Des élections historiques en Syrie après un demi-siècle de dictature

Par Grégoire Bouley

Le président par intérim Ahmed Al-Charaa lors de sa première visite officielle en France le 7 mai 2025. 

La Syrie s’apprête à vivre un tournant historique. Le 5 octobre, des élections législatives seront organisées pour la première fois depuis la chute du régime de Bachar Al-Assad, mettant fin à plus de cinquante années de régime autoritaire dominé par la famille Assad. Cet événement, présenté comme une étape vers une transition démocratique, attire à la fois l’attention et les critiques, tant à l’intérieur qu’à l’extérieur du pays. 

Depuis le départ forcé de Bachar Al-Assad, un président par intérim, Ahmed Al-Charaa, a été nommé pour piloter la transition politique. Le nouveau président a multiplié les déclarations en faveur d’une reconstruction démocratique de la Syrie. Ces élections législatives doivent ainsi permettre la mise en place d’une Assemblée du peuple transitoire, dotée d’un mandat de deux ans et demi, selon la déclaration constitutionnelle adoptée en début d’année. 

Cependant, le processus reste étroitement encadré par le pouvoir exécutif. Un comité central composé de onze membres a été chargé de superviser le scrutin. Ce comité désigne à son tour des sous-comités dans chaque district du pays, responsables de la constitution des collèges électoraux. Ce sont ces mêmes comités qui sélectionneront 140 des futurs députés. Le président par intérim, de son côté, disposera du pouvoir de nommer directement un tiers des membres de la nouvelle Assemblée. 

Un scrutin indirect aux allures de compromis 

Officiellement, le choix d’un scrutin indirect est justifié par les autorités en raison du contexte sécuritaire et humanitaire. La guerre civile qui a ravagé la Syrie pendant plus d’une décennie a entraîné le déplacement de millions de personnes, fragilisé les infrastructures et rendu l’organisation d’élections directes quasi impossible. Les médias d’État affirment ainsi que cette méthode constitue « la meilleure option pour garantir la tenue du scrutin dans des conditions acceptables ». 

Des exclusions qui interrogent 

Néanmoins, de nombreux observateurs dénoncent une approche qui limite fortement la représentativité. L’opposition syrienne, encore très fragmentée, estime que ce mode de désignation concentre un pouvoir excessif entre les mains du président intérimaire et marginalise plusieurs composantes de la société syrienne. Les communautés kurdes et druzes, notamment, affirment que leurs revendications spécifiques n’ont pas été prises en compte lors de l’élaboration de la déclaration constitutionnelle. 
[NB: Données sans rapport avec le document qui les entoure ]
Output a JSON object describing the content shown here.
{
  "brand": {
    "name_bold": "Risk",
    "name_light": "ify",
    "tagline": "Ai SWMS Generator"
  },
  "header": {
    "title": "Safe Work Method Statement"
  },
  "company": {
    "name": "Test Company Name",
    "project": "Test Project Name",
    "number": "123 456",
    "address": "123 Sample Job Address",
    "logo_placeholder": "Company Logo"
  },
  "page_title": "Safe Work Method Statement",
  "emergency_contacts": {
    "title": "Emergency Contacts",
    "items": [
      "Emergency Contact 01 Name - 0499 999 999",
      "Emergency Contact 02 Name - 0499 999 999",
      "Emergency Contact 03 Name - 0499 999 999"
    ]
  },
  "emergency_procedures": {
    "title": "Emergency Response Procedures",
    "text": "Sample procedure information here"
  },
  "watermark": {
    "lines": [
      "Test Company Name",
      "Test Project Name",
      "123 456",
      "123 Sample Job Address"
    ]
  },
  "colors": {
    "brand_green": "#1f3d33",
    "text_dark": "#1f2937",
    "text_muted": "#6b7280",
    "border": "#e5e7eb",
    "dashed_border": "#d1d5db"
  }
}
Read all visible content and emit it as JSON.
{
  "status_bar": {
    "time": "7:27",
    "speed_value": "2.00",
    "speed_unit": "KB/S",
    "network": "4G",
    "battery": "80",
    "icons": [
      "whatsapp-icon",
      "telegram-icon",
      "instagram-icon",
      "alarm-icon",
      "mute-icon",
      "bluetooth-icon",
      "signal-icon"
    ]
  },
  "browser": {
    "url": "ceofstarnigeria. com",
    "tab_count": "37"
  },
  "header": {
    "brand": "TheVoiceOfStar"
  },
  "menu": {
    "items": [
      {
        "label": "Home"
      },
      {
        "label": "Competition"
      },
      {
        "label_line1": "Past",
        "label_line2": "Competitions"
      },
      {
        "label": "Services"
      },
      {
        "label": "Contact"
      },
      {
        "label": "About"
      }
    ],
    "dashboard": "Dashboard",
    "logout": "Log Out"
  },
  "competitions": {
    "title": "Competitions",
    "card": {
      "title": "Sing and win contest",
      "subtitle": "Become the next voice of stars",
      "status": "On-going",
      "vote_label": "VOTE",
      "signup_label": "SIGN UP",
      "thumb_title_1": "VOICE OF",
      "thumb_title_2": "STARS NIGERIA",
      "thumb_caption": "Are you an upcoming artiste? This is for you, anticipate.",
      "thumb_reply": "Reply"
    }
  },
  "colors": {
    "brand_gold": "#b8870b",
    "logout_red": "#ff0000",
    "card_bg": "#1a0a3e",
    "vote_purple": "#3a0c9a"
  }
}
Le processus électoral est aussi marqué par des exclusions politiques significatives. En février dernier, Ahmed Al-Charaa avait convoqué une conférence nationale de dialogue, mais seuls les groupes acceptant de coopérer avec les forces armées de l’État y avaient été conviés. Les Forces démocratiques syriennes (FDS), dominées par les Kurdes et pourtant actrices majeures du conflit, ont été tenues à l’écart. Ces choix alimentent les critiques d’une transition conçue davantage comme une continuité du système autoritaire que comme une rupture véritable. 

Une surveillance internationale annoncée 

Face aux doutes, la commission électorale a promis que le scrutin serait surveillé par des organisations internationales, sans préciser lesquelles. Elle a également annoncé la mise en place de mécanismes de recours permettant de contester les listes électorales et les résultats. Cette ouverture reste cependant perçue avec scepticisme, beaucoup rappelant que les précédents engagements en faveur de la transparence avaient rarement été respectés.  

Ces élections législatives représentent un moment historique pour la Syrie, mais elles ne garantissent pas une véritable démocratisation. Si elles marquent une rupture avec l’ère Assad, elles soulignent aussi la persistance d’un contrôle strict du pouvoir exécutif et la fragilité des institutions en reconstruction. L’issue du scrutin et la capacité de la future Assemblée à incarner la diversité syrienne seront déterminantes pour savoir si le pays s’engage réellement sur la voie d’un renouveau politique ou s’il demeure prisonnier de l’autoritarisme.